A primary aspect of perception is identifying “high-level” categories and concepts from a given “low-level” stimulus using abstraction and generalization. By abstraction, we mean reducing complexity using a single entity to represent a combination of multiple smaller parts (e.g., viewing “the bigger picture” and ignoring the minute details), and by generalization, we mean identifying more general categories from more specific categories. These processes go hand-in-hand, and are naturally supported by NAL inference, which defines “category” or “inheritance” as the basic relationship between concepts and allows compounding. What happens in the system during perceptual abstraction? If there are multiple items from a sensory buffer or memory which are combined and treated singularly such as in conjunction, an abstraction has occurred. In NARS memory, each concept is related to some others according to experience in a graded generalization hierarchy, where concepts of all different abstraction and generalization levels exist and may be activated during perception. With this in mind, we can attempt to weakly delineate what is a “high-level” or “low-level” concept, and how the two are bridged together with “mid-level” perception (composition and categorical inferences).

There are no explicitly defined generalization or abstraction levels in the NARS conceptual hierarchy except the extreme terminals: properties which describe the most general category and instances which describe most specific. Instead, concepts are networked in such a way to form a gradient of generalization, and multiple concepts can be represented within a single more abstract concept. There is no hard distinction between high-level and low-level concepts, but we can attempt to classify them based on their historical origin and structure: (1) the perceptual process begins with sensor detections at the point of interaction with the environment, from which the system extracts organism-specific “hardcoded” features from the sensory stimulus in parallel, which can activate their corresponding low-level atomic concepts, (2) a spatially-ordered map of these “pre-processed” activations is presented or otherwise made available to the system's top-down control process, which uses factors like attention to select features and compose them as a compound which may match with a corresponding mid-level concept in memory, (3) finally, when many low- and mid-level concepts have been created in the memory and associated via reasoning, the system can further combine and generalize those underlying concepts to construct “perceptually grounded” high-level abstract concepts.

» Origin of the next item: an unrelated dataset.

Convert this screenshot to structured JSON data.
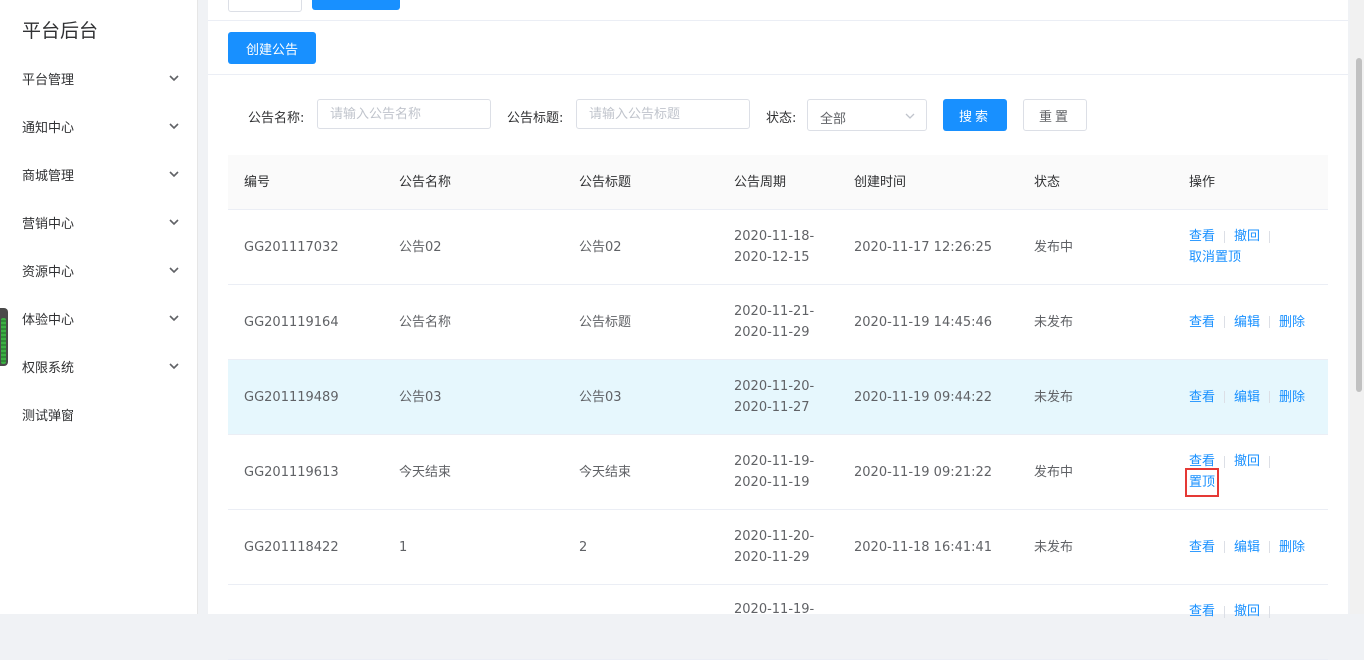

In summary, while sharing certain ideas with the other approaches, in NARS the multi-level abstraction process in perception is carried out in a very different way. While NARS also accepts raw sensory data and generalizes / abstracts it like the neural network, units of all specificities are treated conceptually within the system from the lowest to the highest levels of generalization and abstraction. Instead of combining all low-level information at once with an algorithm of different synaptic weights to classify a more abstract object, the system continuously, incrementally, and selectively extracts subsets of sensations which it compares to its memories, helping to identify contextually relevant actions and knowledge.

4.2. Perception as Inference

To consider perception as inference is not a new idea, though the previous works mostly use this idea to explain human perception (Rock, 1983; Hatfield, 2002; Hockema, 2004; Shanahan, 2005).

What we have been doing is to give this idea a constructive proof by accomplishing perception in a reasoning system implemented in a computer. Roughly speaking, in NARS

• disambiguation and contradiction resolving are typically done by the revision rule and the choice rule,

• recognition and explanation are typically done by the abduction rule and the revision rule,

• generalization and abstraction are typically done by the induction rule and the revision rule,

• prediction and demonstration are typically done by the deduction rule,

• concept creation is typically done by the term composition rule.

In our view, the bridge between low-level signals and high-level categories can be achieved by inference. Perception fits naturally within a framework of inference processes, since both seek to construct meaningful results from components or premises. For example, a primary “perceptual inference” is the process of categorization, where the system uses its many concepts to guess a more abstract category of a subset of its sensations. What the system perceives during its operation is the experience of many combined inference results; these “perceptual committees” (Wolfe et al., 2006) or internal schemata inform the system's perceptual beliefs, each chipping in their preferred logical suggestions on how to interpret a stimulus. Inference results and predictions will tend to complement when they agree, say allowing the system to recognize an object partially occluded by a tree. When inference results conflict, the more confident results will tend to dominate the others, which becomes apparent in the case of certain illusions where our minds are “tricked” by our senses.

In order to help with constructing useful mid- or high-level concepts or schemata as well as make categorization simpler, the system has built-in bottom-up processes that automatically extract useful low-level perceptual features in parallel from an incoming stimulus. Which features are extracted impose a constraint on what is possible for the system to perceive. Extracted “atomic” features will activate their corresponding concepts during the “pre-processing” of a sensation, which helps guide the system's top-down selections and comparisons to other parts of memory. In this way, perception is very context-dependent, its content relying heavily on both the signals from the current environment as well as the system's attention and current memory structure. The reasoning process produces compounds and/or predictive statements which constitute the system's mid-level and high-level concepts. Later, when the system experiences many of the same low-level features again, it can use the activated features together with the previously learned associations to categorize the stimulus. Various factors decide the exact concept and stimulus selections during perception, which constitute the system's attentional mechanisms. The system can then use other top-down mechanisms such as prediction and anticipation to confirm or disprove its categorical beliefs. The system over time compiles evidence for and against relationships between low-level features and higher-level concepts, ideally optimizing the system's knowledge in terms of helping it achieve its goals.

Compared to the common algorithm-guided processes, rule-based processes are more naturally justifiable and support real-time responses (Wang and Li, 2016; Wang et al., 2020), though NARS can also use problem-specific algorithms as tools or “organs” (Hammer et al., 2021).

4.3. Realization of the Principles

The above description about NARS provides a concrete framework for the principles of perception discussed at the beginning of the article.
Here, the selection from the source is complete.